Olhou ao redor. Sob o céu claro, digno de um paraíso, o parque inteiro saltitava, dava gritinhos de felicidade, sussurrava segredos de jovens e velhos amores, arremessava bolas ao longe, abria caminho para patins e bicicletas passarem. Mas aquilo tudo irritava Shinji, pois não se tratava de nada comestível e doce.

- Algum vendedor de doces caridoso, por favor... - gemeu, aflito. Num domingo no parque, esquecerem os necessários vendedores de doce era um pensamento absolutamente ilógico. Mas, mesmo que isso pudesse ocorrer, por quê justo naquele dia?

Olhou ao redor novamente, numa vã esperança de encontrar alguém. Sabia a causa daquela procura, mas não entendia o motivo de ela ter se tornado tão febril repentinamente. Mas... ora, que diabos! Fome era uma das necessidades humanas que menos exigia uso da racionalidade, então que se explodisse o motivo. Ele queria era um chocolate, já. E já, mesmo.

Andava nervosamente, sem nenhuma direção definida, mas ainda rondando aqueles bancos. Não encontrava ninguém em seu campo de visão. Apenas Kaworu devorando mais e mais chocolate, imagem que no momento aparecia saltada e asquerosa aos já arregalados olhos de Shinji. O líquido grosso e escuro escorria-lhe de todos os cantos da boca que quase não conseguia mais se fechar, de tanto que havia enfiado chocolate goela abaixo e com tamanha velocidade. Céus, o que era aquilo? Mas seria possível que aquele suplício feito de cacau não ia ter fim?

Começou a suar frio. Já não conseguia mais tirar os olhos de Kaworu e seu maravilhoso...

- C-H-O-C-O-L-A-T-E...

O guloso anjo ignorou a fala e não percebeu o que acontecia com Shinji. Hipnotizado, apenas via o que a luz natural da branca pele de Kaworu mostrava. O chocolate escorrendo... aqueles lábios escancarados de prazer e felicidade... aqueles longos dedos lambuzados... Chocolate, sim. E Kaworu, que...

- Ahhhhh!!!

O suspiro de satisfação acordou Shinji de seu momentâneo transe. O chocolate havia acabado. Ou, pelo menos, não existia mais na forma de barra. O maroto anjo lambeu o chocolate das mãos, lânguido como um gato. Reclinou-se um pouco e, por um momento, sentiu o gostoso calor do sol, quase como se fosse só naquele momento que percebesse que sua luz existia.
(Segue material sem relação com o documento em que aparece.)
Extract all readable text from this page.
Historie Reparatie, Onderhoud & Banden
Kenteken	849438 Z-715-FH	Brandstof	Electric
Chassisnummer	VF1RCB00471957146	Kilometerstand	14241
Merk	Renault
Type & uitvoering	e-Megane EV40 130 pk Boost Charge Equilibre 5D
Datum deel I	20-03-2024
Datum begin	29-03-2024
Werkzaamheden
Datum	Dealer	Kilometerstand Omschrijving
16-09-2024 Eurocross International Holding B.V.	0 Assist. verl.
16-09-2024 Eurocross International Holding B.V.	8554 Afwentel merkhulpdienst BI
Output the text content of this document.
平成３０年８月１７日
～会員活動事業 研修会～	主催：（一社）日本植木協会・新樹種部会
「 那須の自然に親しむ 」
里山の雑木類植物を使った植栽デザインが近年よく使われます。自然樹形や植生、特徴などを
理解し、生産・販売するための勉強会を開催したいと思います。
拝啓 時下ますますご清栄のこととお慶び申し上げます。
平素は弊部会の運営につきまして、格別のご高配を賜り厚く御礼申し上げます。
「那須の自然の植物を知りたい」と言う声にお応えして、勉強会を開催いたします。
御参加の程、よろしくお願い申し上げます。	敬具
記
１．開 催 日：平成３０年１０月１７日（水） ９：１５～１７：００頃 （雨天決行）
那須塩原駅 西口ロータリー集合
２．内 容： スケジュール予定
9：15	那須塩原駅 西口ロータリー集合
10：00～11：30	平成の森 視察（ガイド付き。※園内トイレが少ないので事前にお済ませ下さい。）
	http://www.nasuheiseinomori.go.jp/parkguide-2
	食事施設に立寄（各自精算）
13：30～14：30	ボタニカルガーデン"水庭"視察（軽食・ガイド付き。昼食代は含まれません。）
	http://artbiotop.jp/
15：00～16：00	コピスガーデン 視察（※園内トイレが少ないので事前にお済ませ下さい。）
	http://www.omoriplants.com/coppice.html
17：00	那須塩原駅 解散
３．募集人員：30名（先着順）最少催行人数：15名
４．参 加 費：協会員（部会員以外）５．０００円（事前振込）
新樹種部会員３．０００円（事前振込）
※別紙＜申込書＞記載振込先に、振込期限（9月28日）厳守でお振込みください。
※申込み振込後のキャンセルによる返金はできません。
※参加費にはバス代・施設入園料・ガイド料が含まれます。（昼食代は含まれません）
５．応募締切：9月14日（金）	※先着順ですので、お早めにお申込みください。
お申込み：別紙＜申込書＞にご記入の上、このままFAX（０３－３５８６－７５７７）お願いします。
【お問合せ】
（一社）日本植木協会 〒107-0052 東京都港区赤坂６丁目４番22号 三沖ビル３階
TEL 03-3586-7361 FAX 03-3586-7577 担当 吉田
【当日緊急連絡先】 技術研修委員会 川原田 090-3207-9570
Espreguiçou-se com um alongado gemido e abriu um grande sorriso.

Assim também o fez Shinji. Sorriu, ainda que nervosa e tremulamente. Mas, finalmente, a tortura se fora!!!

... Ao menos, até o momento em que outra enorme barra de chocolate surgiu nas mãos de Kaworu.

Pausa. Olhar fixo naquele colosso constituído de cacau. Meio amargo, escuro, derretendo, escorrendo entre dedos e lábios, estufando a boca deliciosamente...

... Tremor incontrolável.

Kaworu chocolate. Era a mistura perfeita. Parque cheio, dois meninos, a possibilidade de procurar conforto para dois problemas em um único gesto. Muitos pensamentos rechearam a mente de Shinji durante milésimos de segundo, mas não se havia tempo para eles. Agora ou nunca. Chocolate, sim. E Kaworu...

Kaworu e chocolate. Chocolate e Kaworu. Queria os dois coelhos numa cajadada apenas.

- Shinji, o que você... HMPF!!!

O beijo foi profundo. Shinji tomou tanto chocolate quanto lhe aprouvesse. E tomou tanto aqueles lábios quanto lhe bastasse. Ao fim, estava mais lambuzado que Kaworu e tinha o gosto doce dos dois em seus lábios satisfeitos.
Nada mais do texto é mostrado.